Isaiah 16:10-11, “I have but an end to the shouting. Therefore my inner parts moan like a lyre for Moab, and my inmost self for Kir-hareseth.”
Consider the complexity of what we might analogically call God’s “emotional life.” In perfect and holy freedom He acts only in accordance with His will and rejoices in His will—and yet, because of human sin, it would seem that doing this also (in a real and unfeigned way) causes Him to lament (we see this tension in Luke 10:21 and 19:42). Within the context of Creation, there is lamentation in the heart of the Sovereign God…How? Why? I think we must conclude that it is because there is LOVE in the heart of God.

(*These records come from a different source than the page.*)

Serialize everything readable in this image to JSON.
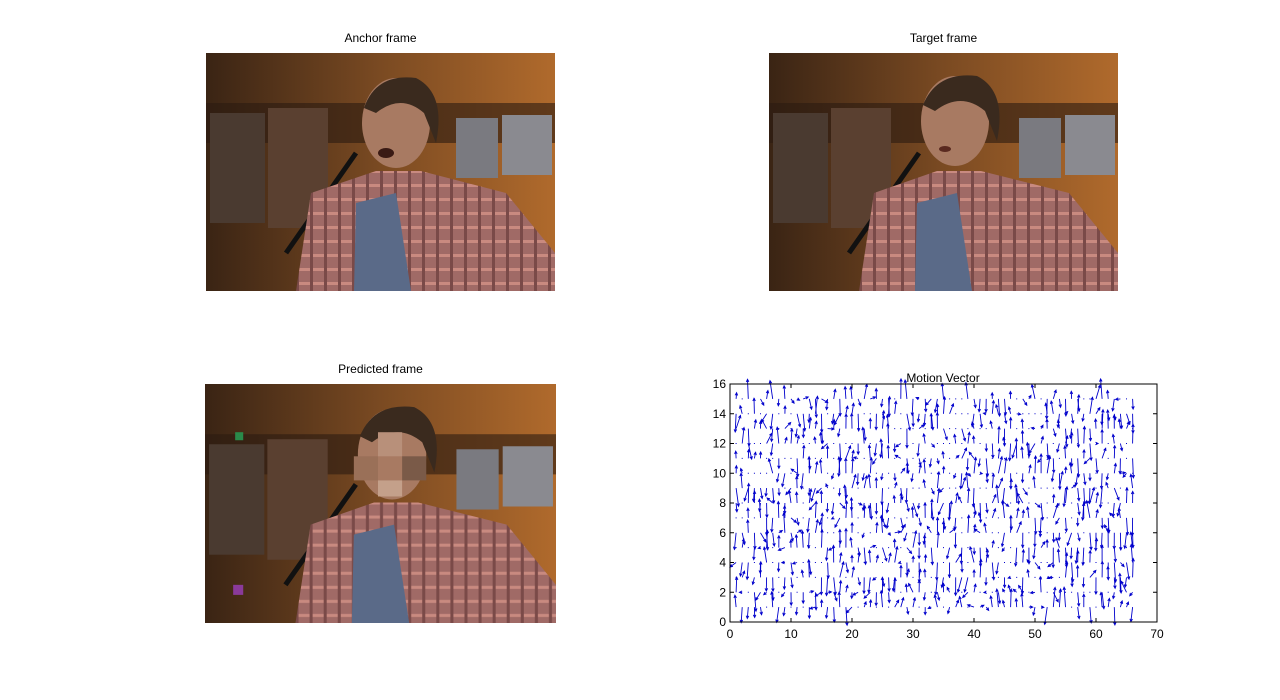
{
  "figure": {
    "anchor_title": "Anchor frame",
    "target_title": "Target frame",
    "predicted_title": "Predicted frame"
  },
  "chart_data": {
    "type": "quiver",
    "title": "Motion Vector",
    "xlabel": "",
    "ylabel": "",
    "xlim": [
      0,
      70
    ],
    "ylim": [
      0,
      16
    ],
    "xticks": [
      0,
      10,
      20,
      30,
      40,
      50,
      60,
      70
    ],
    "yticks": [
      0,
      2,
      4,
      6,
      8,
      10,
      12,
      14,
      16
    ],
    "grid": false,
    "arrow_color": "#0000cc",
    "field": {
      "x_start": 1,
      "x_step": 1,
      "x_count": 66,
      "y_start": 1,
      "y_step": 1,
      "y_count": 15,
      "max_magnitude": 1.5,
      "seed": 17
    }
  },
  "colors": {
    "background": "#ffffff",
    "axes": "#000000",
    "arrows": "#0000cc"
  }
}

Precisely because God is fundamentally love—that is, fundamentally the giving of Himself in order that the other might be and be satisfied in Himself—He experiences lamentation, sorrow, pain within sphere of His fallen creatures. When, from eternity and in the Son, the Triune God chose to set His holy love on the objects of His holy wrath, He also chose—in sovereign love—to embrace pain. This is what Japanese theologian Kazoh Kitamori calls the “pain of God.”
And this pain that God chooses to embrace is not just any pain, it is the pain that is the chasm between an object of wrath and an object of love; a pain as deep and wide and broad as the rift between heaven and hell. In love, this chasm was—from all eternity—drawn up into God’s own heart and became, as it were, a lamentation of love borne in His “inmost self.” And the instrument on which this song of God’s love-borne pain is played, the Lyre of His heart’s lament, is the crucified Jesus Christ.

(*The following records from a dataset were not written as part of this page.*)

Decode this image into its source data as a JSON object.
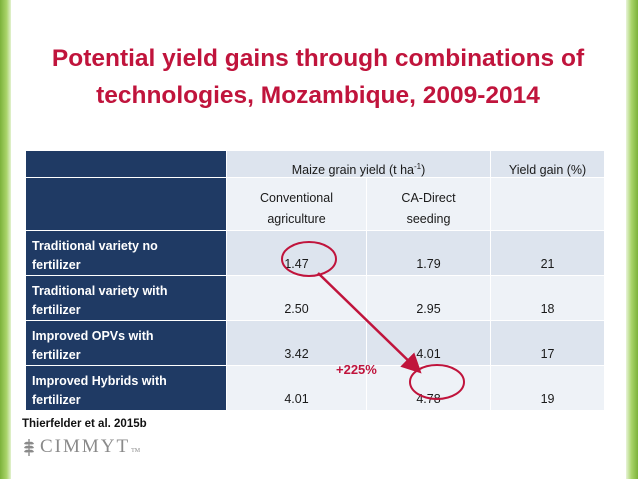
{
  "slide": {
    "title_line1": "Potential yield gains through combinations of",
    "title_line2": "technologies, Mozambique, 2009-2014",
    "citation": "Thierfelder  et al. 2015b",
    "logo_text": "CIMMYT",
    "logo_tm": "TM",
    "gain_annotation": "+225%"
  },
  "table": {
    "header1": {
      "yield_label": "Maize grain yield (t ha",
      "yield_sup": "-1",
      "yield_close": ")",
      "gain_label": "Yield gain (%)"
    },
    "header2": {
      "conv_line1": "Conventional",
      "conv_line2": "agriculture",
      "ca_line1": "CA-Direct",
      "ca_line2": "seeding"
    },
    "rows": [
      {
        "line1": "Traditional variety no",
        "line2": "fertilizer",
        "conventional": "1.47",
        "ca": "1.79",
        "gain": "21"
      },
      {
        "line1": "Traditional variety with",
        "line2": "fertilizer",
        "conventional": "2.50",
        "ca": "2.95",
        "gain": "18"
      },
      {
        "line1": "Improved OPVs with",
        "line2": "fertilizer",
        "conventional": "3.42",
        "ca": "4.01",
        "gain": "17"
      },
      {
        "line1": "Improved Hybrids with",
        "line2": "fertilizer",
        "conventional": "4.01",
        "ca": "4.78",
        "gain": "19"
      }
    ]
  },
  "colors": {
    "title": "#c0143c",
    "header_dark": "#1f3a64",
    "cell_light": "#dde4ee",
    "cell_lighter": "#eef2f7",
    "accent_green": "#7cb23a"
  },
  "icons": {
    "logo_mark": "wheat-icon"
  }
}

When the body of the incarnate God is stretched out on the wooden frame of the cross—bearing and bridging the chasm between vessels of wrath and vessels of love in His own experience—He becomes Lyre of the Triune God, held in the hands of the Father, played by Aeolian wind of the Spirit, who is Himself divine Love. And the melody played on Calvary’s Lyre during those six dark hours is the temporal manifestation of the eternal lament of love born in the inmost self of the Triune God.

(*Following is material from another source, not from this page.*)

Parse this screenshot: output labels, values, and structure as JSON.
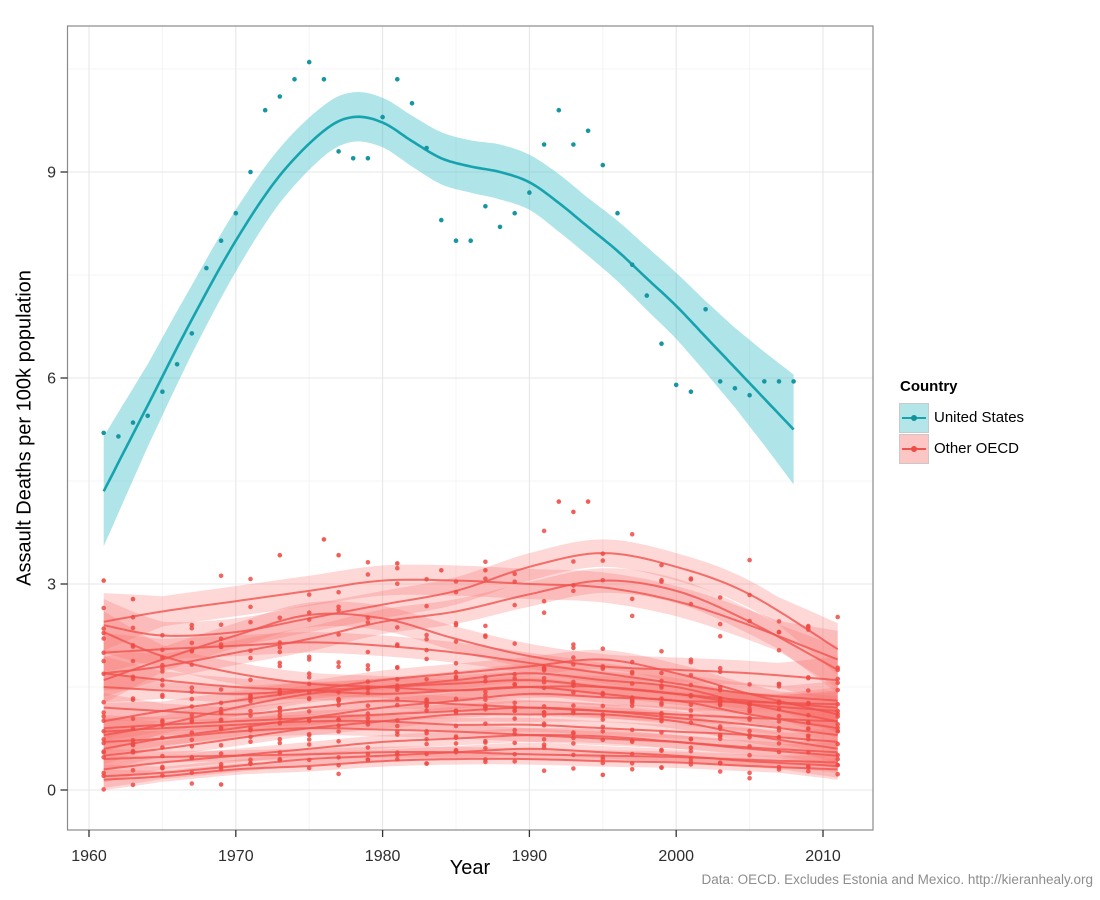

However, for objects of God’s wrath who have ears to hear this lament as objects of God’s love, the song of God’s pain played on Calvary’s Lyre is, in truth, a song of glory and splendor and joy beyond hope. Yes, When received as the declaration of the “inmost self” of God, the lament of God’s love declares those who were not beloved as beloved, those who were not children as children, and those who were not God’s people as now God’s people. And, because the final note of the melody—the note that gathers all others up into itself—is played in the body of the Risen Christ, it is a song that ensures that—for all who will hear it—mourning is turned to gladness, and lamentation yields the fruit of joy.